On espère jusqu’à la fin que le cadre va céder, qu’une brèche dans leur armure va s’ouvrir et que l’un d’entre eux va réussir à parler et à atteindre l’autre.

Mais c’est à nous qu’ils parlent, comme s’ils cherchaient à se justifier, comme s’ils avaient besoin de nous pour exister.
Cette pression qu’ils mettent sur nous en tant que témoins ne laisse pas insensible, comme si tout à coup nous avions une responsabilité dans leur malheur. Ces monologues qui pourraient mettre à distance englobent au contraire les spectateurs. Leurs appels à l’aide nous incluent dans leur histoire.

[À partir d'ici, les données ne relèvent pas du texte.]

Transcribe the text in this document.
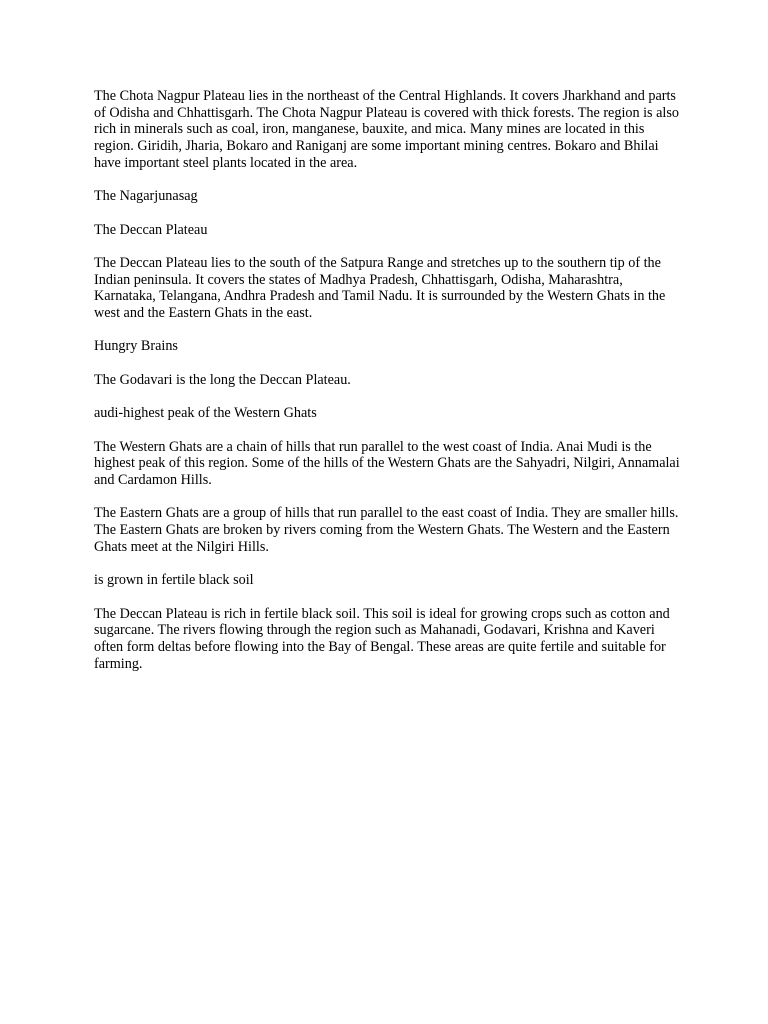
The Chota Nagpur Plateau lies in the northeast of the Central Highlands. It covers Jharkhand and parts of Odisha and Chhattisgarh. The Chota Nagpur Plateau is covered with thick forests. The region is also rich in minerals such as coal, iron, manganese, bauxite, and mica. Many mines are located in this region. Giridih, Jharia, Bokaro and Raniganj are some important mining centres. Bokaro and Bhilai have important steel plants located in the area.

The Nagarjunasag

The Deccan Plateau

The Deccan Plateau lies to the south of the Satpura Range and stretches up to the southern tip of the Indian peninsula. It covers the states of Madhya Pradesh, Chhattisgarh, Odisha, Maharashtra, Karnataka, Telangana, Andhra Pradesh and Tamil Nadu. It is surrounded by the Western Ghats in the west and the Eastern Ghats in the east.

Hungry Brains

The Godavari is the long the Deccan Plateau.

audi-highest peak of the Western Ghats

The Western Ghats are a chain of hills that run parallel to the west coast of India. Anai Mudi is the highest peak of this region. Some of the hills of the Western Ghats are the Sahyadri, Nilgiri, Annamalai and Cardamon Hills.

The Eastern Ghats are a group of hills that run parallel to the east coast of India. They are smaller hills. The Eastern Ghats are broken by rivers coming from the Western Ghats. The Western and the Eastern Ghats meet at the Nilgiri Hills.

is grown in fertile black soil

The Deccan Plateau is rich in fertile black soil. This soil is ideal for growing crops such as cotton and sugarcane. The rivers flowing through the region such as Mahanadi, Godavari, Krishna and Kaveri often form deltas before flowing into the Bay of Bengal. These areas are quite fertile and suitable for farming.
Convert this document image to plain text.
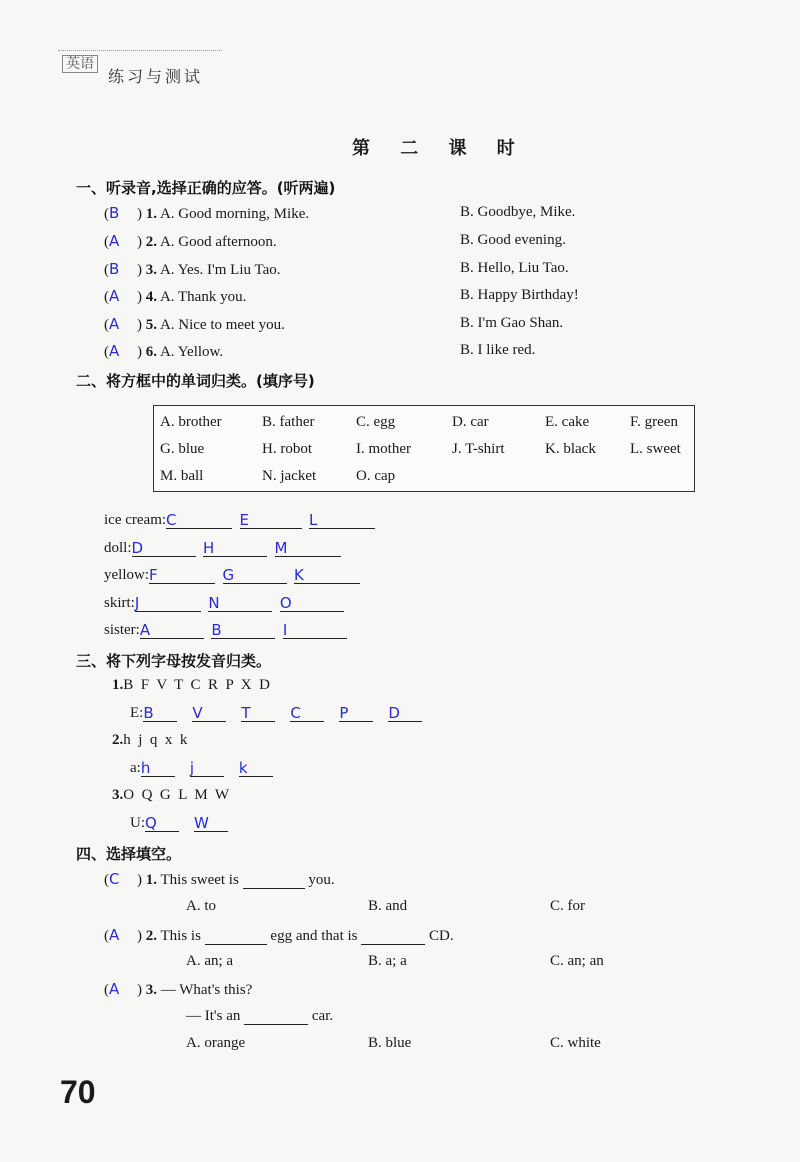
英语
练习与测试
第 二 课 时
一、听录音,选择正确的应答。(听两遍)
(B ) 1. A. Good morning, Mike.	B. Goodbye, Mike.
(A ) 2. A. Good afternoon.	B. Good evening.
(B ) 3. A. Yes. I'm Liu Tao.	B. Hello, Liu Tao.
(A ) 4. A. Thank you.	B. Happy Birthday!
(A ) 5. A. Nice to meet you.	B. I'm Gao Shan.
(A ) 6. A. Yellow.	B. I like red.
二、将方框中的单词归类。(填序号)
A. brother	B. father	C. egg	D. car	E. cake	F. green
G. blue	H. robot	I. mother	J. T-shirt	K. black L. sweet
M. ball	N. jacket	O. cap
ice cream:C	E	L
doll:D	H	M
yellow:F	G	K
skirt:J	N	O
sister:A	B	I
三、将下列字母按发音归类。
1.B  F  V  T  C  R  P  X  D
E:B	V	T	C	P	D
2.h  j  q  x  k
a:h	j	k
3.O  Q  G  L  M  W
U:Q W
四、选择填空。
(C ) 1. This sweet is	you.
A. to	B. and	C. for
(A ) 2. This is	egg and that is	CD.
A. an; a	B. a; a	C. an; an
(A ) 3. — What's this?
— It's an	car.
A. orange	B. blue	C. white
70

Aurore Kahan a traduit et mis en scène avec précision cette pièce écrite comme une partition par Tom Holloway, auteur australien. On se laisse embarquer par la musicalité du texte et le rythme très travaillé des trois excellents comédiens.

Le texte extrêmement bien construit mélange leurs paroles, leurs mots s’entrecroisent, se chevauchent se percutent sans jamais permettre aux protagonistes de se rencontrer.

C’est étonnamment à la fois terriblement bavard et silencieux, les acteurs sont centrés et la tension est palpable, la distance entre eux se creuse au fur et à mesure de la pièce.

La très jolie mise en lumière de Johanna Boyer-Dilollo et la scénographie épurée de Joffrey Roux renforcent leur isolement et appuient leurs propos.

C’est une pièce sur la solitude où l'incommunicabilité pervertit toute possibilité de relation.
Un drame sur une famille en grande souffrance.

Une pièce d'une grande intensité.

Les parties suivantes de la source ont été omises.